I have a strong desire to teach God's children. To see them grow up in the word, and not get beat down in the world. I have a strong desire to transition from milk to meat. I want to experience the most of God possible. I want to continually be in prayer for the saints, to speak in tongues on a daily basis. These desires inside of me can be overwhelming.

And here's the kicker: I'm not a super spiritualist. I pray in tongues for my friends every day. I CANNOT know what they're feeling, what they're going through, what obstacles they're facing. I cannot help them all out of their situations. But God is a presence always there for us. Always by our side.

I usually don't blog about what's gone on in my life. I'm not much of a detailed person, especially concerning my life. But I notice that changes when I'm talking about the Word of God.

I can be so expressive. So detailed. When I want to be...
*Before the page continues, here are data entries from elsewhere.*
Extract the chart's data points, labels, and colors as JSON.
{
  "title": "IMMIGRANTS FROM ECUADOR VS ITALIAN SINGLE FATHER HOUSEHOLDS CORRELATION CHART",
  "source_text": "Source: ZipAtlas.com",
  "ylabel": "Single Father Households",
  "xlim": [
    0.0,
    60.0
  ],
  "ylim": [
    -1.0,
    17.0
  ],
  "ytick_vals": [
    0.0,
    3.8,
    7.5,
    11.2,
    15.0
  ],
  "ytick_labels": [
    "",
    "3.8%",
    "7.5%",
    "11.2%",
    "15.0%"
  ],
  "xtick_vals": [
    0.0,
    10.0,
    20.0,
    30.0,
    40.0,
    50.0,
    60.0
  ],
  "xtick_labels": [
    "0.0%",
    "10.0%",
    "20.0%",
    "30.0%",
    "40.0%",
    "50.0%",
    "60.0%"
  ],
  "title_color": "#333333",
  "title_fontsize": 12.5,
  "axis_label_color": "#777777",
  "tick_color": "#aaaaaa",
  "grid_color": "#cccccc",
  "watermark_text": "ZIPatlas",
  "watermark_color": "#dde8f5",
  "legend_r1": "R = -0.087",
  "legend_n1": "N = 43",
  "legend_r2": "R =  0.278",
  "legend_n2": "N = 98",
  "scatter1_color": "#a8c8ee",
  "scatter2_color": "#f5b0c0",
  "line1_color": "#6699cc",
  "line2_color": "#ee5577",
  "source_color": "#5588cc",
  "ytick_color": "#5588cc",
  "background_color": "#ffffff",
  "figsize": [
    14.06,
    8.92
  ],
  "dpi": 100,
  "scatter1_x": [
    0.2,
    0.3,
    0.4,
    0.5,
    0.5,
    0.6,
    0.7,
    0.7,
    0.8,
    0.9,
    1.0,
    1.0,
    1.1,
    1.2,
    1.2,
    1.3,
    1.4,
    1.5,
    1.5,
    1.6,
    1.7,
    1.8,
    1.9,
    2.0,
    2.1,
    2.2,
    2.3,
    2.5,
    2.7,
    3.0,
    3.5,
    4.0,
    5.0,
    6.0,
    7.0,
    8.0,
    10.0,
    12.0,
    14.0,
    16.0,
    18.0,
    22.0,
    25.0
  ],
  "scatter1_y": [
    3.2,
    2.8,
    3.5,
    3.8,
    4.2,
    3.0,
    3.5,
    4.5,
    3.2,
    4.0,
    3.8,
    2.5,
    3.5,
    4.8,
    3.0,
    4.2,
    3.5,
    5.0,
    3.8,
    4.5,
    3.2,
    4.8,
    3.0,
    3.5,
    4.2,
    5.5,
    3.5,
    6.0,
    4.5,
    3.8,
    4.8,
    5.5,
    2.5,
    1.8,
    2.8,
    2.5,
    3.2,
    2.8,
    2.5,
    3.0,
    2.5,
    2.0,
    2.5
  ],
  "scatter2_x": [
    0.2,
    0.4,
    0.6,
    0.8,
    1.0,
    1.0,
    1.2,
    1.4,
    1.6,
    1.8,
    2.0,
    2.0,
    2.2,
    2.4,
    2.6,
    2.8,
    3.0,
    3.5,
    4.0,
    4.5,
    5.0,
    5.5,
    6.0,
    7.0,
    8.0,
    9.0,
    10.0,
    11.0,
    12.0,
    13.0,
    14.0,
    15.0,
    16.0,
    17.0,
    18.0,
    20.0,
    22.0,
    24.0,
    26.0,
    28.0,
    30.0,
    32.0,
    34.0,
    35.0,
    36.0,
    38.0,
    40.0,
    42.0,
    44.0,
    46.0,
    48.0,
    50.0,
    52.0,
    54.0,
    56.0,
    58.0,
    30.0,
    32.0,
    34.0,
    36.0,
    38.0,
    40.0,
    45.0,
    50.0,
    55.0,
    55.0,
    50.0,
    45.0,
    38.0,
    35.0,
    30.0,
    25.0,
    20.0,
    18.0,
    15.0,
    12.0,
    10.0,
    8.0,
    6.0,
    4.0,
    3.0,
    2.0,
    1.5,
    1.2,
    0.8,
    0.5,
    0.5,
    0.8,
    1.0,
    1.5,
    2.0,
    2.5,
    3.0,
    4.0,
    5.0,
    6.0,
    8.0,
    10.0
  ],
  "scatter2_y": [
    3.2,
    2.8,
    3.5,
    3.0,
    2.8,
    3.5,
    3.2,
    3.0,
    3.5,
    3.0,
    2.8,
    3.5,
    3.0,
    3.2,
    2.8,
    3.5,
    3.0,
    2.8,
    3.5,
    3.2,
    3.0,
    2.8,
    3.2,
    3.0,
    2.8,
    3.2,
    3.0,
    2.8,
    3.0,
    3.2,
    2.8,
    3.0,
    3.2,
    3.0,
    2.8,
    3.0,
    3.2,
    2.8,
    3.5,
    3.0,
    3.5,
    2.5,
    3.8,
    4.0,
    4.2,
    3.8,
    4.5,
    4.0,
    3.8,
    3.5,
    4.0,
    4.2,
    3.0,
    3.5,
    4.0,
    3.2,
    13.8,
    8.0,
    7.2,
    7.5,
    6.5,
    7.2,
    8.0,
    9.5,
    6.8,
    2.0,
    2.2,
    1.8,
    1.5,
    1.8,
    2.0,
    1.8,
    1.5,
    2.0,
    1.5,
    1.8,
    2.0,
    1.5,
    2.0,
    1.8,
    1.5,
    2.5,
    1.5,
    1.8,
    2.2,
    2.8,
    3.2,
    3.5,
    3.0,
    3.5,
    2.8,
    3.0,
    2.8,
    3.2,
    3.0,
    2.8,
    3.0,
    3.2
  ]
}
I guess I don't want to be right now, haha. I'm tired so I will cut this blog short. I can dwell upon the goodness of God all day. Just that one thought. God, you are good to me. :)

Wednesday, November 4, 2009

Glory to God


I love the facts of my LORD. He loves me, is responsible for me, cares for me, nourishes me (my breath of life), satisfies me, seduces me, desires me...My LORD is amazing. My LORD is spectacular.

And I can't find the words to describe Him. It is complete torture not being able to COMPREHEND let alone write into words that which is my God. Glory is all His, Dominion is all His. Death has been destroyed. Life has been instilled in me. My God is an awesome God.

And I serve Him. I can drink His word new every day. I can sit at His feet, stunned in His presence. He's my help in time of need.

My words do not return unto me void. But they go forth and prosper. God is blessed. I am blessed. God and I are like two peas in a pod. Children by Jesus Christ, amen! We have redemption through His blood. The forgiveness of sins. All according to HIS riches. I have an inheritance. Wow! What an inheritance of GRACE. Of joy, of peace, of a sound mind, of deliverance from evil, of holiness, withouth blame, before Christ in LOVE.

Christ is my Peace. Christ is my cornerstone. Christ is my LIFE. You cannot take my LIFE. It is not yours. You cannot harm my LIFE. He is the Majesty on high. His throne is forever. My LIFE is forever.

Haven't you heard any of this before? God as my witness, it's true.

My point is Hebrews 5:5- So also Christ glorified NOT himself to be made a high priest. But He glorified Him who said, "You are my son. Today have I begotten you.

Don't give glory to your status, or your job, or your friends, or your income, or your job. GIVE GLORY TO GOD. You are His son.